Fed officials in the recent speeches have come out “in unison regarding the Fed’s commitment toward curtailing inflation and staying the course,” said Quincy Krosby, chief global strategist at LPL Financial in Charlotte, North Carolina.
“There’s an understanding now the Fed is going to keep going. The question for the market is where is the transition from 75 basis points to 50 and 25. That is what the market is focused on I think.”
At the September meeting, Fed officials raised interest rates by three-quarters of a percentage point for the third straight time in an effort to drive inflation down from 40-year highs.
The market bounced around just after the open, with data earlier showing a surprise rise in September producer prices. The Labor Department’s producer prices index rose 8.5% in the 12 months through September, slightly higher than an estimated 8.4% rise. Still, the reading was lower than an 8.7% increase in August.

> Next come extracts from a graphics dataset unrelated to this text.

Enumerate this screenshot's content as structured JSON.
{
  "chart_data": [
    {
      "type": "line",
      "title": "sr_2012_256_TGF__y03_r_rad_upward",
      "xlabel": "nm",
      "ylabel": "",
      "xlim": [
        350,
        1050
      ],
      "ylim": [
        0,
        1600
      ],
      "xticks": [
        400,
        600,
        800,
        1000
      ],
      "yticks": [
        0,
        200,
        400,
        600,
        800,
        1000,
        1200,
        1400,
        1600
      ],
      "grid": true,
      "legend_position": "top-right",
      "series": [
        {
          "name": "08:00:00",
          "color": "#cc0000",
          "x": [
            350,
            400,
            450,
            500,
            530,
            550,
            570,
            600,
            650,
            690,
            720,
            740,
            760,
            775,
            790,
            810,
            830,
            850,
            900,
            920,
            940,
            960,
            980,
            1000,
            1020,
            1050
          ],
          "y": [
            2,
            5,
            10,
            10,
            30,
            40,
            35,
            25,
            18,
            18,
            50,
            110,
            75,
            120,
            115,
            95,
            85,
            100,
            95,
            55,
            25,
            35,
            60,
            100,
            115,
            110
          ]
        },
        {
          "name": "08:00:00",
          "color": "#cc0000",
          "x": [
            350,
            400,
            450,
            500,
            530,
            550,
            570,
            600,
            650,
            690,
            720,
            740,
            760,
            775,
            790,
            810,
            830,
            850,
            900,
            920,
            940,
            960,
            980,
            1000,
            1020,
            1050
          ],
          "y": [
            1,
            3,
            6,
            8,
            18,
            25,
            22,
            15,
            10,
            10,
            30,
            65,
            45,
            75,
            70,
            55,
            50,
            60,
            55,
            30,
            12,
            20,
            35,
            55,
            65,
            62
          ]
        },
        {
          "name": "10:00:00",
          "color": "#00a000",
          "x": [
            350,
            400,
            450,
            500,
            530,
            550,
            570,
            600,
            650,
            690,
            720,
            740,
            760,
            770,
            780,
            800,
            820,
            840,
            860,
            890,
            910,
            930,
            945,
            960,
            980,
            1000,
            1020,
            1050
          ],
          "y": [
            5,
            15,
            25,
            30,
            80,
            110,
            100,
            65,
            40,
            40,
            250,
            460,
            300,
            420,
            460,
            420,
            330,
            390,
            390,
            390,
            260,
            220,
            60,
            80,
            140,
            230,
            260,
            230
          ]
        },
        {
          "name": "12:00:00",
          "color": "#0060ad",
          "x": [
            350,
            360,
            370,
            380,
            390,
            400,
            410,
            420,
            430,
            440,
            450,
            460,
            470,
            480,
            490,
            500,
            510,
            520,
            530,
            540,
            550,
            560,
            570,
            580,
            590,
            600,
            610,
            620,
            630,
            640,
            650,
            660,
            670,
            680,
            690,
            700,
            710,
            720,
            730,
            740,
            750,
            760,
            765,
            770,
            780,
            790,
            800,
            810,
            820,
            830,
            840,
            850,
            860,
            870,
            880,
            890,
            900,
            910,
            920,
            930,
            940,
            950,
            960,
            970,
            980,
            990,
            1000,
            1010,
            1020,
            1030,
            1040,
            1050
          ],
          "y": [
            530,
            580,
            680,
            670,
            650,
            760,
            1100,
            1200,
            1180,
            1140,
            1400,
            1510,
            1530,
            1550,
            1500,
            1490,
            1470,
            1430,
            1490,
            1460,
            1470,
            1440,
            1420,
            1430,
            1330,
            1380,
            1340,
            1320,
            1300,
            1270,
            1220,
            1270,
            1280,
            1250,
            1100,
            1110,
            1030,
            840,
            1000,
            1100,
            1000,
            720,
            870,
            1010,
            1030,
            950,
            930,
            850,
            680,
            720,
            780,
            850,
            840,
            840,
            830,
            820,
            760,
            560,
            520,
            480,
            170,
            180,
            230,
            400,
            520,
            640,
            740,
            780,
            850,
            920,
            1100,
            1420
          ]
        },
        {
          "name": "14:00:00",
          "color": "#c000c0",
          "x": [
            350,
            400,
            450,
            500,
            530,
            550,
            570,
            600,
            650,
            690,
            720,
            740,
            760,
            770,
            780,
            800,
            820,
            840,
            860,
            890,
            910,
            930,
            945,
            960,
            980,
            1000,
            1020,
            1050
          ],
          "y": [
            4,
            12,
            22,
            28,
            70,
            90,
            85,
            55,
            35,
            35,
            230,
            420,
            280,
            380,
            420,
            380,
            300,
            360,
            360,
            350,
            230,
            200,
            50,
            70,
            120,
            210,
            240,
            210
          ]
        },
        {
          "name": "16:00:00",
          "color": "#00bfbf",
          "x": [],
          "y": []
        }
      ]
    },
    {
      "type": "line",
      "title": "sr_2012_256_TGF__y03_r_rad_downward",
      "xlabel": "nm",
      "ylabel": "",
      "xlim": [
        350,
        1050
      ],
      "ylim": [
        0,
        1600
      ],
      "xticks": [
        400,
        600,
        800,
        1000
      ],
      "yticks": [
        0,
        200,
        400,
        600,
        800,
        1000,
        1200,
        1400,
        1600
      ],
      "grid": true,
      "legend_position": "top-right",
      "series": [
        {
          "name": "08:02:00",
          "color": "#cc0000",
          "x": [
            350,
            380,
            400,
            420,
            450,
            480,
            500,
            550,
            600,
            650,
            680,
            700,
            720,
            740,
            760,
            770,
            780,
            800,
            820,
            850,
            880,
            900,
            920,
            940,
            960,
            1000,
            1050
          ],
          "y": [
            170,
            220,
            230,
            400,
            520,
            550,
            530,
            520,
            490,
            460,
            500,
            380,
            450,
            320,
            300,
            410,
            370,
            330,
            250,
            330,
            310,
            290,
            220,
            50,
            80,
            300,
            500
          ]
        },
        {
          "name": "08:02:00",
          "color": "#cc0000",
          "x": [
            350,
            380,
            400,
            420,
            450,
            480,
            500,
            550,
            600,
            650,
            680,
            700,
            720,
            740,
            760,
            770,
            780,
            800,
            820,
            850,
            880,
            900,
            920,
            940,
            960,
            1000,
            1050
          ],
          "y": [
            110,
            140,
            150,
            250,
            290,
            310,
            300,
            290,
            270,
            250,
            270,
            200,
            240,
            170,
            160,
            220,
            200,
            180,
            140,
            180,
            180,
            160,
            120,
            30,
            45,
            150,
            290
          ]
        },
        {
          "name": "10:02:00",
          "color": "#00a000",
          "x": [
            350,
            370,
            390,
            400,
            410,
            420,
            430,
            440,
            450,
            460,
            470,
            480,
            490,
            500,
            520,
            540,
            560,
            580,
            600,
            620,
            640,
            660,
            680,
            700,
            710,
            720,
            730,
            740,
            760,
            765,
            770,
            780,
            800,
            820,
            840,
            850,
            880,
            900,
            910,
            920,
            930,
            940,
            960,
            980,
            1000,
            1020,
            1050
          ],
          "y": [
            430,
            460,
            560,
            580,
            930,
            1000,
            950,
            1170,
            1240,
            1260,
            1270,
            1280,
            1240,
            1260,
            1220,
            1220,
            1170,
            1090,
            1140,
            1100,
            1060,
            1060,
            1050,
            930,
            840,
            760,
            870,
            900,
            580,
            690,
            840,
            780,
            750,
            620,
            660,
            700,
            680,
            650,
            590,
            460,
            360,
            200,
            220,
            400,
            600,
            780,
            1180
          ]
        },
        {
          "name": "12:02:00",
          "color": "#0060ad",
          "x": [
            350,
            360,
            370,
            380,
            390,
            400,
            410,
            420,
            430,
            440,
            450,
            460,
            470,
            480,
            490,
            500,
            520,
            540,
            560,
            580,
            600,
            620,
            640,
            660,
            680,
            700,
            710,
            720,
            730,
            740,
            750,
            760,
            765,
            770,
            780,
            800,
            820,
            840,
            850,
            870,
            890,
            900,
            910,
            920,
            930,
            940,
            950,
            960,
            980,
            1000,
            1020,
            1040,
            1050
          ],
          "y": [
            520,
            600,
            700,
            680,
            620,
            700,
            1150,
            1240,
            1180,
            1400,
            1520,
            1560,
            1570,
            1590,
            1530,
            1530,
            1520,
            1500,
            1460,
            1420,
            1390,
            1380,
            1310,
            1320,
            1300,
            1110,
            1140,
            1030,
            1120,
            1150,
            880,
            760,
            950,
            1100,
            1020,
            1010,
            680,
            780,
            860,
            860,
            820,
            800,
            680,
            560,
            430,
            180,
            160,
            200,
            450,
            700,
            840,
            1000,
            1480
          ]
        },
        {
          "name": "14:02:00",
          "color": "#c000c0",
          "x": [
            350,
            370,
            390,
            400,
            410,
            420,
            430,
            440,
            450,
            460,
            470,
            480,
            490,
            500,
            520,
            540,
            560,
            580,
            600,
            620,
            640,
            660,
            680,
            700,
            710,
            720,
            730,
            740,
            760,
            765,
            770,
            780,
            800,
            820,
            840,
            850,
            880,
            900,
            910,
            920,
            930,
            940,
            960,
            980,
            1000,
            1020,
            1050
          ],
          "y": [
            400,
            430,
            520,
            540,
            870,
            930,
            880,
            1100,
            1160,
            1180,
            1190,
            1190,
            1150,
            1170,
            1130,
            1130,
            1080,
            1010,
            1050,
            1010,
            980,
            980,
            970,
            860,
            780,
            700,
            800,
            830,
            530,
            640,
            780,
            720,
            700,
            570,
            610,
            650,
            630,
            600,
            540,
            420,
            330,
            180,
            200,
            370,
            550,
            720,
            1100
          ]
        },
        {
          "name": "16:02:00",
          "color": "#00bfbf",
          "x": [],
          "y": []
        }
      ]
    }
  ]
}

The Dow Jones Industrial Average fell 28.34 points, or 0.1%, to 29,210.85, the S&P 500 lost 11.81 points, or 0.33%, to 3,577.03 and the Nasdaq Composite dropped 9.09 points, or 0.09%, to 10,417.10.
Thursday’s report on U.S. consumer prices is considered even more key and has been anxiously awaited by investors, along with the start of third-quarter U.S. earnings, which kick off with results from some of the big U.S. banks on Friday.
The S&P 500 financial index ended down 0.3%.
Among gainers, PepsiCo Inc rose 4.2% after the soft-drinks maker raised its annual revenue and profit forecasts on firm demand for its sodas and snacks despite multiple price increases.
Alcoa Corp jumped 5.3%. The Biden administration is weighing restricting imports of Russian aluminum as it charts possible responses to Moscow’s military escalation in Ukraine, a person briefed on the conversations told Reuters.
Declining issues outnumbered advancing ones on the NYSE by a 1.64-to-1 ratio; on Nasdaq, a 1.15-to-1 ratio favored decliners.
The S&P 500 posted no new 52-week highs and 78 new lows; the Nasdaq Composite recorded 20 new highs and 433 new lows.
Volume on U.S. exchanges was 10.01 billion shares, compared with the 11.68 billion average for the full session over the last 20 trading days.